All studies were reviewed retrospectively on a PACS workstation (Sienet, Siemens Healthcare) by two radiologists with 10 and 6 years of experience in interpreting abdominal MRI. The readers had no knowledge of clinical symptoms but did know that the patients were referred for and had undergone urethral imaging, presumably for urinary symptoms. The MRI examinations were reviewed in random order and in consensus. For each study, static images were initially evaluated, followed by review of the dynamic sequence, which is how these studies are interpreted in our clinical practice.

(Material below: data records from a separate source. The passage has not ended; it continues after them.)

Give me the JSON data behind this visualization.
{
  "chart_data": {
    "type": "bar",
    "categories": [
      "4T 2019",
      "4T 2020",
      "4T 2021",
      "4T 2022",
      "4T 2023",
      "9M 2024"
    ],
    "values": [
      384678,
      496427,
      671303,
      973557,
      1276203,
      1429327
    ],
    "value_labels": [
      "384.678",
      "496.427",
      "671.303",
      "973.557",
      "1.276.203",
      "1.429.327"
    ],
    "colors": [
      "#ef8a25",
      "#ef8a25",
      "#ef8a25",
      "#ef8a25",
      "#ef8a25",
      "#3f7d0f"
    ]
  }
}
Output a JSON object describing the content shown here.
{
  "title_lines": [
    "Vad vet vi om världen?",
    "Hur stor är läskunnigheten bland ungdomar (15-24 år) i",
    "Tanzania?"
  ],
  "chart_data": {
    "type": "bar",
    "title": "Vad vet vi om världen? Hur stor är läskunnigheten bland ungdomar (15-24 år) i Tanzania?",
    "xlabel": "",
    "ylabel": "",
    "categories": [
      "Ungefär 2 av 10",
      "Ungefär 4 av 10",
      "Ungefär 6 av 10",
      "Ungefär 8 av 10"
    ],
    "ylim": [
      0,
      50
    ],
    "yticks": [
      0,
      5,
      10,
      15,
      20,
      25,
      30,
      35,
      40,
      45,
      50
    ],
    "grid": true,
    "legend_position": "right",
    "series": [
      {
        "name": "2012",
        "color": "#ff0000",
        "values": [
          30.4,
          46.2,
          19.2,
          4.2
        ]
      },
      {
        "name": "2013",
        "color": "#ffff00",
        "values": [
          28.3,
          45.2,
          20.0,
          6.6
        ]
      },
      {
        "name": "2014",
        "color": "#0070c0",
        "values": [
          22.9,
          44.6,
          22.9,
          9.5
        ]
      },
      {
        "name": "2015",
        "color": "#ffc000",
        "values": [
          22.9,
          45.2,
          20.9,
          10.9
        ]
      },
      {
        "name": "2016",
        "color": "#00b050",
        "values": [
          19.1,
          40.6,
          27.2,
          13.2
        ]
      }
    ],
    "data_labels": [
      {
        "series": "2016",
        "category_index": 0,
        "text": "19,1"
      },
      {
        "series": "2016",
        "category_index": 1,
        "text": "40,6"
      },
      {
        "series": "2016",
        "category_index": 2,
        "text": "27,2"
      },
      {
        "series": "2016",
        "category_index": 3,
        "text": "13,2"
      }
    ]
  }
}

Urethral abnormalities were classified according to previously published criteria.[3–6] Using accepted criteria, the presence and degree of pelvic organ prolapse at rest and with strain were also determined. Prolapse was diagnosed when the pelvic organs descended more than 1 cm below the pubococcygeal line, a line extending from the inferior margin of the pubic symphysis to the last joint of the coccyx and representing the level of the pelvic floor.[10–14,19,20] Grading of prolapse was based on the distance of a perpendicular line drawn from the pubococcygeal line to the inferior margin of the organ of interest as follows: negative, < 1 cm; mild, < 2 cm; moderate, 2–4 cm; and severe, > 4 cm. A cystocele was diagnosed when the bladder neck descended to more than 1 cm below the pubococcygeal line, and urethrocele was diagnosed when the urethra descended to more than 1 cm below the pubococcygeal line. Hypermobility of the urethra refers to inferior descent of the urethra below the pubococcygeal line and rotation from its resting axis resulting from laxity of the urethral supporting structures.[12,24,25] Hypermobility of the urethra was defined as horizontal translation of the urethra away from the normal vertical axis, with strain at an angle greater than 30°, as defined in the literature.[25] No MR grading system exists for severity of urethral hypermobility. For this study, hypermobility was graded as mild (> 30° and < 45° from the vertical) or (severe > 45°). A rectocele was defined as anterior bulging of the rectal wall greater than 2 cm from a line drawn parallel to the center of the anal canal.

Clinical Correlation

Clinical charts were available for retrospective review in all 84 patients. Because these 84 patients were all referred by urologists, clinical symptoms and physical examination findings related to the anterior compartment were specifically examined. Physical examinations were performed by three urologists who perform most urethral and pelvic floor surgery at our medical center. The findings were classified according to Baden and Walker.[26] The presence of the following urinary tract symptoms in each patient was recorded: dysuria, urinary frequency, nocturia, recurrent urinary tract infection, stress urinary incontinence, urge incontinence, urgency, and voiding difficulty. The total number of pregnancies, vaginal deliveries, and cesarean sections for each patient was also recorded.

Statistical Analysis

SAS version 9.0 (SAS Institute) was used for all statistical computations. The Fisher's exact test was used to evaluate the association of each anterior compartment finding at MRI (cystocele, urethrocele, urethral hypermobility) with each clinical symptom, the number of pregnancies, and type of delivery. An exact Mann-Whitney test was used to compare MRI findings and patient age. An exact Mann-Whitney test also was used to compare women with and without a specific symptom in terms of cystocele, urethrocele, and urethral hypermobility severity. All reported p values are two-sided and were not subjected to multiple comparison correction. Results were declared significant when associated with a p value less than 0.05. Comparison was also made between physical examination findings and MRI findings. Patients with cystoceles and urethral hypermobility detected only on MRI or physical examination, on both MRI and physical examination, or on neither MRI nor physical examination were identified. Charts were also reviewed for patient management and findings at pathology.